Desde o início do conflito, quase dois milhões de pessoas tiveram de deixar as suas casas. Uma investigação do jornal The Guardian refere inclusive que, na Faixa de Gaza, foram destruídos mais de 250 edifícios residenciais, 16 mesquitas, 17 escolas, três cemitérios e três hospitais e ainda 150 estufas. Balakrishnan Rajagopal adiciona a esta lista escolas, bibliotecas, universidades, museus, tesouros culturais e a paisagem que envolve a cidade.
Para o relator das Nações Unidas, os danos não se resumem apenas à destruição física dos edifícios. Por escrito, ao PÚBLICO, explicou que “a destruição sistemática ou generalizada do direito a uma habitação adequada”, ou seja, o domicídio, estende-se às esperanças, às memórias, aos sonhos futuros, à dignidade, ao orgulho e às poupanças dos cidadãos — a “tudo aquilo que nos define como humanos”.
Balakrishnan Rajagopal vai mais longe e diz que Israel está a destruir não só as vidas dos palestinianos e as suas habitações, mas também a identidade coletiva de um povo e a tornar Gaza inabitável. “Israel está a violar a própria essência do que significa ser humano.”
E, se por um lado, estes casos parecem acontecimentos que afetam exclusivamente a zona em que ocorrem, Balakrishnan Rajagopal refere que não. “O domicídio prejudica sociedades inteiras, porque é um dano coletivo e não apenas individual.
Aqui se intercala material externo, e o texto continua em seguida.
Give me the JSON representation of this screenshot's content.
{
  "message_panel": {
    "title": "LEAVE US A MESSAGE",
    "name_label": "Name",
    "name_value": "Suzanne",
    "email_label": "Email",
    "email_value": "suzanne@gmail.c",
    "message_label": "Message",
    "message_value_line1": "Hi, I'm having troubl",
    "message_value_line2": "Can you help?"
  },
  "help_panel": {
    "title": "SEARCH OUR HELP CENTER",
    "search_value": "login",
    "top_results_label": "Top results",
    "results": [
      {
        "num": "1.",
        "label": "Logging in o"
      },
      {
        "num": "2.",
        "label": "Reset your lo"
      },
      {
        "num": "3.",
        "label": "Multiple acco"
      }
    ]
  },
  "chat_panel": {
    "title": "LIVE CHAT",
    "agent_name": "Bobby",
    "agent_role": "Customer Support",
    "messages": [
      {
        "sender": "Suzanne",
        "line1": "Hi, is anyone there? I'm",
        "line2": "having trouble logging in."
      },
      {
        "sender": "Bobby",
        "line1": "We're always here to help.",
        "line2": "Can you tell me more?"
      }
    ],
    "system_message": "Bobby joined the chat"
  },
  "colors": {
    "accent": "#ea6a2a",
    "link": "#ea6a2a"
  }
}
Não é só moralmente errado, como também é socialmente destrutivo, economicamente catastrófico e politicamente perigoso, quando vemos sociedades e comunidades inteiras a serem destruídas”, nota. “Todas as pessoas com algum sentido de decência e autoconsciência e como seres humanos deveriam preocupar-se”, acrescenta.
A habitação é um direito consagrado na Declaração Universal dos Direitos Humanos. É por isto que, segundo Balakrishnan Rajagopal, as casas, enquanto objectos protegidos ao abrigo do direito humanitário, não podem ser destruídas em combate, a não ser que haja uma necessidade militar.
No entanto, quando falamos de “bairros inteiros a serem destruídos e a destruição maciça de habitações”, não podemos falar de “um crime por si só”. Portanto, para o relator da ONU, existe “uma lacuna no direito internacional que precisa de ser preenchida”.
Apesar de este termo não ser reconhecido aos olhos da lei, alguns especialistas como Balakrishnan Rajagopal defendem que o domicídio deveria efetivamente ser considerado um crime internacional. Isto seria através de uma alteração ao Estatuto de Roma – um tratado internacional assinado por 123 países que criou o Tribunal Penal Internacional (TPI), instituição que tem “jurisdição sobre as pessoas responsáveis pelos crimes de maior gravidade com alcance internacional” e que julga crimes como o de genocídio, de guerra, de agressão e contra a humanidade.
“Há precedentes para tais alterações — a fome foi introduzida como crime em 2019”, aponta Balakrishnan Rajagopal. “Qualquer país que seja signatário do Estatuto de Roma pode introduzir uma alteração deste tipo”, diz. Se isto não acontecer, um tribunal pode considerar a destruição maciça de habitações um crime, mas isso depende da interpretação jurídica.
Apesar de Israel não ser um país signatário do tratado internacional, pode ser investigado por crimes contra o Estado da Palestina, já que este último território ratificou o Estatuto de Roma em 2015. Tendo em conta a inação dos países, Balakrishnan Rajagopal diz ser necessário questionarmos “se os direitos humanos são ou não universais e se todas as vidas têm a mesma importância”.